Registering for free access to individual carrier websites could be a significant improvement over paper for the practice. The drawback to this approach that the staff must continually log out and in of multiple websites. A more unified approach is by using a good practice management application that includes full support for electronic data exchange using the carriers. Depending on the kind of software you use, your choices and expenses can vary as to the way you submit claims. Medicare supplies the option to submit claims free of charge directly via dial-up connection.
Alternately, you might have the choice to utilize a clearinghouse that receives your claims for Medicare as well as other carriers and submits them for you personally. Many software vendors dictate the clearinghouse you need to use to submit claims. The price is generally determined on a per-claim basis and will usually be negotiated, with prices starting around twenty-four cents per claim. While using the billing software as well as a clearinghouse is an excellent approach to streamline procedures and maximize collections, it is necessary ejbexv closely monitor the performance of your clearinghouse. Providers should instruct their staff to file claims at least three times each week and verify receipt of these claims by reviewing the many reports offered by the clearinghouses.
These systems automatically review electronic claims before these are sent. They check for missing fields, misused modifiers, mismatched CPT and ICD-9 codes and generate a report of errors and omissions. The best systems will also check your RVU sequencing to ensure maximum reimbursement.

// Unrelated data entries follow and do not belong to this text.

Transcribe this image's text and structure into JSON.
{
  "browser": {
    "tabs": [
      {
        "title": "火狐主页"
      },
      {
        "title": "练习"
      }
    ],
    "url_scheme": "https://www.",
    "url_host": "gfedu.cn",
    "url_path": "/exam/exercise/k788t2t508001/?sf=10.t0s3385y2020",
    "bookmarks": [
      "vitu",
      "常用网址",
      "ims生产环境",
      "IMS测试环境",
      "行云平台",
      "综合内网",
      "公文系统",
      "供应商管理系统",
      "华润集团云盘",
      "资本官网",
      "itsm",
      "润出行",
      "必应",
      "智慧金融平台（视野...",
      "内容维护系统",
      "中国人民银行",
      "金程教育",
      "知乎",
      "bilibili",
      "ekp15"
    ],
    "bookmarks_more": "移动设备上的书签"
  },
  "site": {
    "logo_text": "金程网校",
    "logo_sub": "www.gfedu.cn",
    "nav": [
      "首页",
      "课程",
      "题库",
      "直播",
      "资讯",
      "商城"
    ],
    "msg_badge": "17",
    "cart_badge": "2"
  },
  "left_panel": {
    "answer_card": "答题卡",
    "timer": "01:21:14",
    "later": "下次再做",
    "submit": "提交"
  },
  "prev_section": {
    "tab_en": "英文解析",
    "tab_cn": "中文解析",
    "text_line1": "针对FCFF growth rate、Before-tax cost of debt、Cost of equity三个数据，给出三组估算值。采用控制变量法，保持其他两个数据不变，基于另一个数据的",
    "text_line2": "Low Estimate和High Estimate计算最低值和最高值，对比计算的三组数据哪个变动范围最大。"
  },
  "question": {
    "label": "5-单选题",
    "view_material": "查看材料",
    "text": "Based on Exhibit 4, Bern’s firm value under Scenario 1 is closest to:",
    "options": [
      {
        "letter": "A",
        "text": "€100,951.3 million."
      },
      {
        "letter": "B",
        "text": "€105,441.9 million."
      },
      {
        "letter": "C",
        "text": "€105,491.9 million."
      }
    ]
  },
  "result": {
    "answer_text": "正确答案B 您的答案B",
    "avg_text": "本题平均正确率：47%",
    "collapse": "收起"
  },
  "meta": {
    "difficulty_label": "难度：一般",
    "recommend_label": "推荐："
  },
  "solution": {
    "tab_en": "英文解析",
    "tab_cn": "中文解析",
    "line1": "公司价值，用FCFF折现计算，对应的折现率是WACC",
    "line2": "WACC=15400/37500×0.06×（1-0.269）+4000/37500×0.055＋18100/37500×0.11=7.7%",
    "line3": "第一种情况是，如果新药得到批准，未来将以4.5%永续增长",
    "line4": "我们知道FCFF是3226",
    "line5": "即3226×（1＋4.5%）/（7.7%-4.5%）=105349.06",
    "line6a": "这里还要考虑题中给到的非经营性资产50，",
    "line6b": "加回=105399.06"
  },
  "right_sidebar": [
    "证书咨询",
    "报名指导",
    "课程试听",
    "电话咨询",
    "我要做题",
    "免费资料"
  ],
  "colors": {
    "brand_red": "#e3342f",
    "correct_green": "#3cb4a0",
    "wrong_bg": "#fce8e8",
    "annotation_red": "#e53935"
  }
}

This procedure provides the staff time and energy to correct the claim before it is actually submitted, making it much less likely the claim will likely be denied then need to be resubmitted. Remember, the carriers earn money the more time they could hold onto your payments. A great claim scrubber will help even the playing field. All carriers use their particular version of a claim scrubber whenever they receive claims on your part.
With all the mandates from Medicare along with all the other carriers following suit, you simply do not want to never go electronic. All aspects of your own practice can be enhanced using the HIPAA standards of electronic data exchange. As the initial investment in hardware, software and training could cost thousands of dollars, the correct utilisation of the technology virtually guarantees a fast return on your own investment.